IBRACON: Esta reunião discutiu a aplicação das normas internacionais nas empresas do setor. Qual perspectiva para aplicação?


ANTONIO GANIM: Considerando as especificidades do setor elétrico brasileiro bem como não haver sido identificado ainda a aplicação dessas normas no setor elétrico de outros países, entendemos que devemos ser cautelosos e aguardar um consenso entre os demais países, inclusive dos Estados Unidos da América, da aplicação dessas normas para o setor de energia elétrica,



IB:Existe algum ponto de dificuldade? 

AG: Sim, inclusive o que motivou esta última reunião. Primeiramente nosso entendimento de que há uma necessidade de se estabelecer uma norma para o reconhecimento dos ativos regulatórios, já que os mesmos são estabelecidos na própria legislação do setor elétrico e tem seu recebimento garantido. O segundo, nossa preocupação quanto aos valores do ativo imobilizado em serviço cujos valores na contabilidade são bastante inferiores queles que realmente são considerados na receita da concessionária, já que para fins tarifários, a depreciação e a remuneração dos ativos são calculadas sobre o Valor Novo de Reposição – VNR, de acordo com as regras estabelecidas na Resolução Normativa nº 234/2006, e não há previsão para registro contábil da diferença entre o custo histórico e o VNR.



IB: No GT 6 são convidados representantes dos setores envolvidos com as normas do setor elétrico: ANEEL, CPC e profissionais da auditoria. O grupo está encontrando alternativas para facilitar este processo? Pode comentar um pouco sobre ela (s)?

AG: O GT6, como sempre, tem se empenhado ao máximo na busca do entendimento mais profundo do setor elétrico brasileiro para a melhor definição da aplicabilidade ou não das normas internacionais, pois o setor elétrico tem segmentos distintos e com contratos diferenciados, inclusive no mesmo segmento, que precisam ser avaliados individualmente para uma conclusão final.

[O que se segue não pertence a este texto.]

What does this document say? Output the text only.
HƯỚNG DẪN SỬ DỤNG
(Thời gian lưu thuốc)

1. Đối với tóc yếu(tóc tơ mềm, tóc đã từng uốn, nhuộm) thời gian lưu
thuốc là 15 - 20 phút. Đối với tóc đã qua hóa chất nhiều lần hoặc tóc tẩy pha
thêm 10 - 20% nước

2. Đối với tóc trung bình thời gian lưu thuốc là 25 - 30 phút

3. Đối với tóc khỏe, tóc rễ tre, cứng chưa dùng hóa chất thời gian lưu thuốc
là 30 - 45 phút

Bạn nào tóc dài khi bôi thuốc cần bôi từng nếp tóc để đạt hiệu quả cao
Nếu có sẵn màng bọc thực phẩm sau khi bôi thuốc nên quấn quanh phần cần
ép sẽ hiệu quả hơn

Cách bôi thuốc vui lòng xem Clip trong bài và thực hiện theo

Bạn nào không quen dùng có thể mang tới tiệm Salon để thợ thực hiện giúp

IB: Em sua opinião, as empresas do setor estão preparadas para esta transição? Entendemos que sim. A partir do momento que as regras estiverem estabelecidas e for uma regra única aplicável a cada seguimento do setor elétrico mundial, os profissionais do nosso setor elétrico responderão altura.

AG: Qual a importância do IBRACON manter este espaço de estudos e de discussão? Sua importância está na possibilidade de levar aos profissionais do setor elétrico e sociedade como um todo os temas que estão em discussão e suas soluções. Mostra também o empenho que os profissionais do IBRACON têm desenvolvido na busca de soluções dos diversos temas do setor elétrico, já que o GT6 mantém reunião trimestral com a participação da CVM e ANEEL.